Spinal muscular atrophy (SMA) is a neurodegenerative disorder that results in ongoing loss of motor function loss in the absence of disease-modifying therapies (DMT). Previous studies have demonstrated the short-term benefits of DMT on the natural progression of SMA. This analysis aims to explore the long-term impact of Nusinersen on adults with SMA.
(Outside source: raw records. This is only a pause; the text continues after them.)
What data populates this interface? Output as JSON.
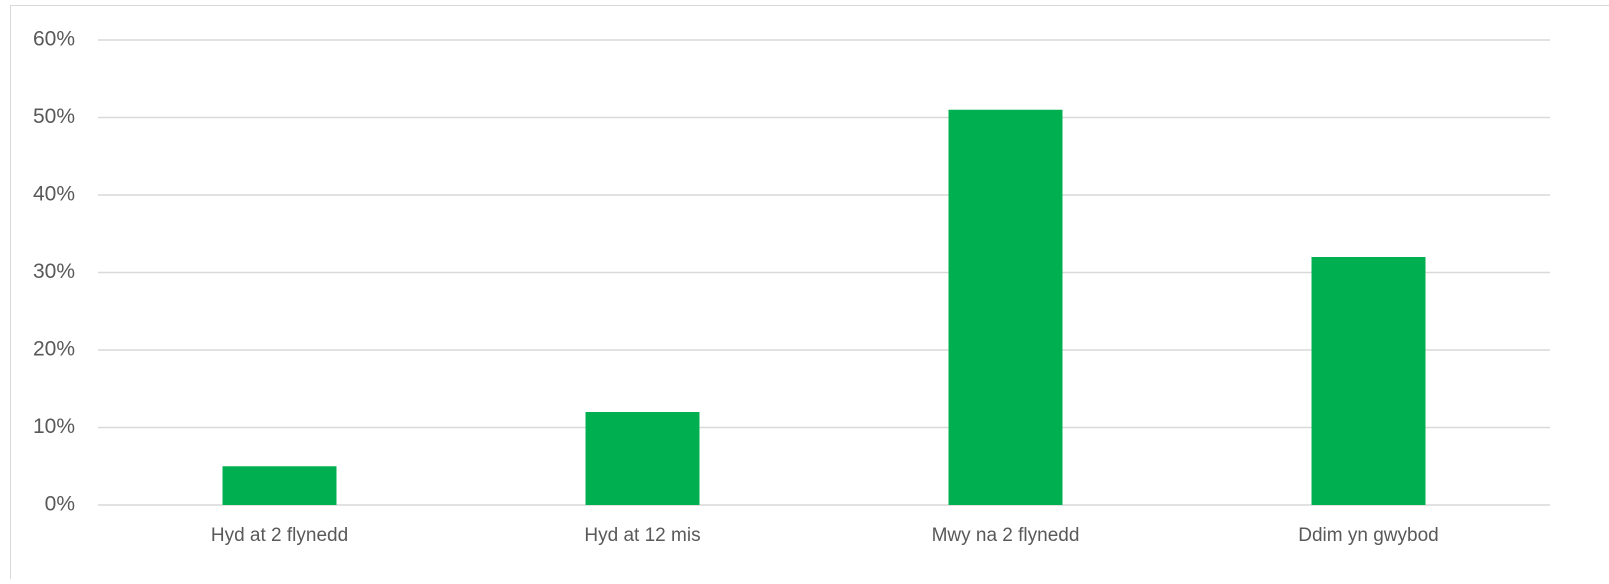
{
  "chart_data": {
    "type": "bar",
    "categories": [
      "Hyd at 2 flynedd",
      "Hyd at 12 mis",
      "Mwy na 2 flynedd",
      "Ddim yn gwybod"
    ],
    "values": [
      5,
      12,
      51,
      32
    ],
    "color": "#00b050",
    "ylim": [
      0,
      60
    ],
    "yticks": [
      {
        "value": 0,
        "label": "0%"
      },
      {
        "value": 10,
        "label": "10%"
      },
      {
        "value": 20,
        "label": "20%"
      },
      {
        "value": 30,
        "label": "30%"
      },
      {
        "value": 40,
        "label": "40%"
      },
      {
        "value": 50,
        "label": "50%"
      },
      {
        "value": 60,
        "label": "60%"
      }
    ],
    "grid": true
  }
}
This retrospective study included a cohort of patients aged >18 years with genetically confirmed SMA who were treated at a single MDA Care Center treated with Nusinersen for up to five years. The study analyzed the data from 45 patients assessing outcomes using Hammersmith Functional Motor Scale Expanded (HFMSE), Revised Upper Limb Module (RULM), Forced Vital Capacity (FVC), and patient-reported fatigue scale. These measures were recorded during regular follow-up intervals to evaluate longitudinal responses to DMT. The duration of treatment varied between patients.
A linear mixed model was employed to analyze patient characteristics including the SMN2 gene copy number and age at the start of treatment. The data revealed baseline functional scores were significantly correlated with the number of copies of the SMN2 gene and contributed to outcome variability among patients. HFMSE and RULM scores showed no statistically significant difference compared to baseline but indicated an upward trend in functional outcomes. The patient-reported fatigue scale demonstrated a reduction in fatigue levels over time, although this was not statistically significant. There was no statistically significant difference in response to treatment based on baseline characteristics such as age and severity of SMA.
In conclusion, this study aligns with previously reported findings and suggests that long-term DMT with Nusinersen offers sustained clinical benefits in adults with SMA. These findings provide additional evidence supporting the initiation of DMT in patients across different ages and severities of SMA.